Der marokkanische Professor für Politik glaubte, dass die Vereinten Nationen sowie eine Reihe von Ländern der Welt sich der Anstiftungsrolle bewusst geworden sind, die Algerien in dieser Hinsicht spielt, was jede konstruktive Initiative an ihrer Bedeutung verliert. Aus diesem Grund wurde in den letzten Jahren in vielen Resolutionen des Sicherheitsrates gefordert, dass die Nachbarländer eine solide Atmosphäre schaffen sollen, die den politischen Prozess im Rahmen des guten Willens unterstützt, und dies ist laut El-Karini ein klarer Hinweis auf Algerien.
Dann war der Universitätsprofessor der Ansicht, dass die Bestätigung der Rolle Algeriens in diesem Konflikt durch den UN-Generalsekretär in seinem der Generalversammlung als „internationales Parlament“ vorgelegten Bericht enthalten war, um der Welt und den Vereinten Nationen zu erklären, wie wichtig es sei, dass Algerien von diesem Kurs abweichen solle, welcher von den Vereinten Nationen in guter Manier überwacht wird, und fügte hinzu: Dieser Schritt wäre ein hilfreicher und unterstützender Faktor bei der Beendigung dieses Konflikts, insbesondere nachdem Marokko das Autonomieprojekt vorgeschlagen hatte, welches von dem internationalen Rat in einer Reihe seiner Entscheidungen als ernsthaft und glaubwürdig beachtet wurde.
Die Kritik aus Marokko
Die marokkanische Zeitung war der Ansicht, dass der Bericht des UN-Generalsekretärs und durch seine gezielte Erwähnung des politischen Lösungsweges nach der Resolution 2494 und einer ganzen Serie der Runden Tische, wie vor zwei Jahrzehnten, den Lösungsplan und das Referendum völlig ignorierte und erneut bekräftigte, die verzweifelten und sterilen Versuche Algeriens sowie seine künstlich geschaffene bewaffnete separatistische Gruppe namens „Polisario“, in ihrer Bestrebungen des Separatismus zu unterstützen. Algerien versuche damit die veralteten Pläne wiederzubeleben, die der Sicherheitsrat seit 2001 bereits begraben hat.

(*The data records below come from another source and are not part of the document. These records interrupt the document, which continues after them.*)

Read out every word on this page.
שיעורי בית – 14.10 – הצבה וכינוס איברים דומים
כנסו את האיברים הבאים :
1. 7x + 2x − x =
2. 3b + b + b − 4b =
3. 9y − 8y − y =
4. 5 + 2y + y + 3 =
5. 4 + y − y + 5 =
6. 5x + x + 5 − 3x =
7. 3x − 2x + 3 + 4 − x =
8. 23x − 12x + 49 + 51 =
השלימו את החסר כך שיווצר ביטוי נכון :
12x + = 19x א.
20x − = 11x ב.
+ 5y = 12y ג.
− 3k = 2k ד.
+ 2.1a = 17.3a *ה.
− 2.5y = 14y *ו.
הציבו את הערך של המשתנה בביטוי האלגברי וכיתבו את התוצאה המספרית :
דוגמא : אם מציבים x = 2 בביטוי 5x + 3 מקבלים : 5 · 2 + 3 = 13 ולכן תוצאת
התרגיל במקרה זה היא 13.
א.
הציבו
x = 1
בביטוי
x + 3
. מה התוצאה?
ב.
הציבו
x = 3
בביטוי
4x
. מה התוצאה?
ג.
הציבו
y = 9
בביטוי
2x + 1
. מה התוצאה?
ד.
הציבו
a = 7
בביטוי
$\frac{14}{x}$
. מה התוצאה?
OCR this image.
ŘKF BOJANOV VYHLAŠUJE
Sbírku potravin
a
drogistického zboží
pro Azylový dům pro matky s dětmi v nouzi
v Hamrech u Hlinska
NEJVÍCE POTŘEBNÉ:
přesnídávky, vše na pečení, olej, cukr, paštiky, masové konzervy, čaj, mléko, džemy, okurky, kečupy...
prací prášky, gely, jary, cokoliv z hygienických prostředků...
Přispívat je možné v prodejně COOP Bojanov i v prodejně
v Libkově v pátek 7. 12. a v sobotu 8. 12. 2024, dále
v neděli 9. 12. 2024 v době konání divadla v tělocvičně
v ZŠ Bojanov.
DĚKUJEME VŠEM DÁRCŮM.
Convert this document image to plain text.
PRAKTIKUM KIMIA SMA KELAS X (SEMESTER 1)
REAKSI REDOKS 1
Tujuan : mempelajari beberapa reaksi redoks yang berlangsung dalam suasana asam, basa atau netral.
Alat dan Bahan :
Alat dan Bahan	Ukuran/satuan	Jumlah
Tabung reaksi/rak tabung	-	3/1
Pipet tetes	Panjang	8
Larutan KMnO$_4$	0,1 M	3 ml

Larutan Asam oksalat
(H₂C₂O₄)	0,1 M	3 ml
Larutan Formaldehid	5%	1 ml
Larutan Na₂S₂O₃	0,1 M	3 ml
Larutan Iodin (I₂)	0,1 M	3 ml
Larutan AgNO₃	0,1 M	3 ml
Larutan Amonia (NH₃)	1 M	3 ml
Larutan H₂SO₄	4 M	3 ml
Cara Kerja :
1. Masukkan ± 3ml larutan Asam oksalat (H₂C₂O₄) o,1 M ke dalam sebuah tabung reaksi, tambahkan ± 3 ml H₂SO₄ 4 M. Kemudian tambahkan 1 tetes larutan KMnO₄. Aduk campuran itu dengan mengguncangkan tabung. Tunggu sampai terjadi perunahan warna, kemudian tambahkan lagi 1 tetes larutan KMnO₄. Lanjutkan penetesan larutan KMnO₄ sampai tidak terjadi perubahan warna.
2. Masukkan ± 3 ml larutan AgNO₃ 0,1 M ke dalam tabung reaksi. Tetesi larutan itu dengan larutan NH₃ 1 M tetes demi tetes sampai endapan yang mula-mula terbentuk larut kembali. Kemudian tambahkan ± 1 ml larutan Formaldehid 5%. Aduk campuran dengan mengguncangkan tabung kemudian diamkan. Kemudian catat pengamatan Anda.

Und der Generalsekretär der Vereinten Nationen António Guterres kündigte zuvor an, dass die Frage der Westsahara weiterhin von der Generalversammlung der Vereinten Nationen als ein Fall der Entkolonialisierung behandelt und geprüft wird. In einem Bericht zur Bewertung der dritten internationalen Dekade der Bemühungen der Vereinten Nationen zur Abschaffung des Kolonialismus aus der Welt sagte der Generalsekretär, dass das Thema Westsahara vom UN-Sicherheitsrat auch behandelt wird, der es seit 1975 auf seine Tagesordnung setzen ließ.
In diesem Zusammenhang erklärte Guterres, dass der UN-Sicherheitsrat die Berichte des Generalsekretärs weiterhin prüfte und Entscheidungen über die Lage in Bezug auf die Westsahara getroffen hatte, sodass der Rat die Konfliktparteien, sowohl die Polisario-Front als auch das Königreich Marokko aufforderte, die ins Stocken geratenen Verhandlungen unter dem Schirm des Generalsekretärs und der Einhaltung der Auflagen, sowie nach gutem Willen mit der Berücksichtigung der seit 2006 unternommenen Anstrengungen wiederaufzunehmen, um eine gerechte und dauerhafte politische Lösung zu erreichen, die das Recht der Menschen in der Westsahara auf Selbstbestimmung garantiert.
In demselben Bericht bemerkte Guterres: „Die Generalversammlung prüfte den Bericht des Sonderausschusses über den Stand der Umsetzung der Unabhängigkeitserklärung für Kolonialländer und Völker unter dem Titel „Umsetzung einer Unabhängigkeitserklärung für Kolonialländer und Völker“. Dazu überwacht sie die Entwicklungen in allen nicht selbstverwalteten Gebieten und lieferte entsprechende Berichte über jede Region nach dem Vorbild der Westsahara.